Can't renew SSL certificate (nextcloudpi)


#1

I’m running nextcloudpi which has an option to create and renew let’s encrypt certificates. However, I cant renew my certificate. Error Message is below. Any help is appreciated

My domain is:
https://nextcloud.anotherthought.de
I ran this command:
nextcloudpi-config letsencrypt option (which effectively launches this script:
It produced this output:
Launching letsencrypt
Creating virtual environment…
Installing Python packages…
Installation succeeded.
Saving debug log to /var/log/letsencrypt/letsencrypt.log
Plugins selected: Authenticator webroot, Installer None
Cert is due for renewal, auto-renewing…
Renewing an existing certificate
Performing the following challenges:
http-01 challenge for nextcloud.anotherthought.de
Using the webroot path /var/www/nextcloud for all unmatched domains.
Waiting for verification…
Cleaning up challenges
Failed authorization procedure. nextcloud.anotherthought.de (http-01): urn:acme:error:connection :: The server could not connect to the client to verify the domain :: Fetching http://nextcloud.anotherthought.de/.well-known/acme-challenge/Mchao1pwyrNQsZ6d4RJGv14G4PrZrwUgcrs8PPz_0oo: Timeout after connect (your server may be slow or overloaded)
IMPORTANT NOTES:

  • The following errors were reported by the server:

    Domain: nextcloud.anotherthought.de
    Type: connection
    Detail: Fetching
    http://nextcloud.anotherthought.de/.well-known/acme-challenge/Mchao1pwyrNQsZ6d4RJGv14G4PrZrwUgcrs8PPz_0oo:
    Timeout after connect (your server may be slow or overloaded)
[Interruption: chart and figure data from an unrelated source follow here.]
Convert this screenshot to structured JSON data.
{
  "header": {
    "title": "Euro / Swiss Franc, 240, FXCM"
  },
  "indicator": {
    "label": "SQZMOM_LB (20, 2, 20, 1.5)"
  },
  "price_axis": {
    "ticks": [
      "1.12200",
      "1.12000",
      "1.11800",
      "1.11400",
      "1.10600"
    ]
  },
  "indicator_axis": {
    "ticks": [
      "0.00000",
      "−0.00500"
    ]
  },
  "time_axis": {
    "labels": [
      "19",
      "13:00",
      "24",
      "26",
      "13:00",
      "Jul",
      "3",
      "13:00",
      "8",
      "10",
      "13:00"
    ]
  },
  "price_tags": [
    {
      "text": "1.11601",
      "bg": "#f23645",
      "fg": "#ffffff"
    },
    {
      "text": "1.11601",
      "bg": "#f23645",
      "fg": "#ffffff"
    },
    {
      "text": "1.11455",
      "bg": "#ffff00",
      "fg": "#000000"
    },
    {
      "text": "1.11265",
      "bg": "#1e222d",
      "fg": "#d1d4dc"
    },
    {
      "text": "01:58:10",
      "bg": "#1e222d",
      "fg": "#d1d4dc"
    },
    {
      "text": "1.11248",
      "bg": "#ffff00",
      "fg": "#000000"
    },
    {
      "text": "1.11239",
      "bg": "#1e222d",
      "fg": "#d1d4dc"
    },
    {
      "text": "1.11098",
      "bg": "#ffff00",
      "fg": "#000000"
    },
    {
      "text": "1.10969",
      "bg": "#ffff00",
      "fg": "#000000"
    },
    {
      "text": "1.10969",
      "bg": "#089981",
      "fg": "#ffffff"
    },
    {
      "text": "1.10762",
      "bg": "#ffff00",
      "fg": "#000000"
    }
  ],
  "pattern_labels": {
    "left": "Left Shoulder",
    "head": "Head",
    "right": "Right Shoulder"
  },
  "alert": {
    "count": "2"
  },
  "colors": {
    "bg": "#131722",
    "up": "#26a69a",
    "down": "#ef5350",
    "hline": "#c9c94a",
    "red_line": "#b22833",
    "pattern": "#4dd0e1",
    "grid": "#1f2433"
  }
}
    To fix these errors, please make sure that your domain name was
    entered correctly and the DNS A/AAAA record(s) for that domain
    contain(s) the right IP address. Additionally, please check that
    your computer has a publicly routable IP address and that no
    firewalls are preventing the server from communicating with the
    client. If you’re using the webroot plugin, you should also verify
    that you are serving files from the webroot path you provided.
    Done. Press any key…

My web server is (include version):
Server version: Apache/2.4.25 (Raspbian)

The operating system my web server runs on is (include version):
Raspian
My hosting provider, if applicable, is:

I can login to a root shell on my machine (yes or no, or I don’t know):
yes
I’m using a control panel to manage my site (no, or provide the name and version of the control panel):
no


#2

Your domain has an AAAA record but isn’t responding to HTTP requests on its IPv6 address.


#4

Thanks, you guided me on the right track and I could solve the problem. I will quickly describe the issue + workaround in case somebody else has the same problem:

The manufacturer of my router (FritzBox, AVM) offers a service called myfritz which acts as a dyndns. So I have a CNAME entry on my domain which references to the dyndns adress. In the router settings, there is an option which sets the port forwarding and this should additionally set A- and AAAA-record. However, the AAAA-record is not set to the IPv6 of the PI but to the IP of the router and therefore the certificate renewal failed.
This is most likely due to a bug in the myfritz system since it used to work before and I didn’t change anything. I disabled IPv6 completely in the router so the AAAA record got deleted and the renewal succeeded via IPv4 and the normal IPv4 port forwarding.


#5

This topic was automatically closed 30 days after the last reply. New replies are no longer allowed.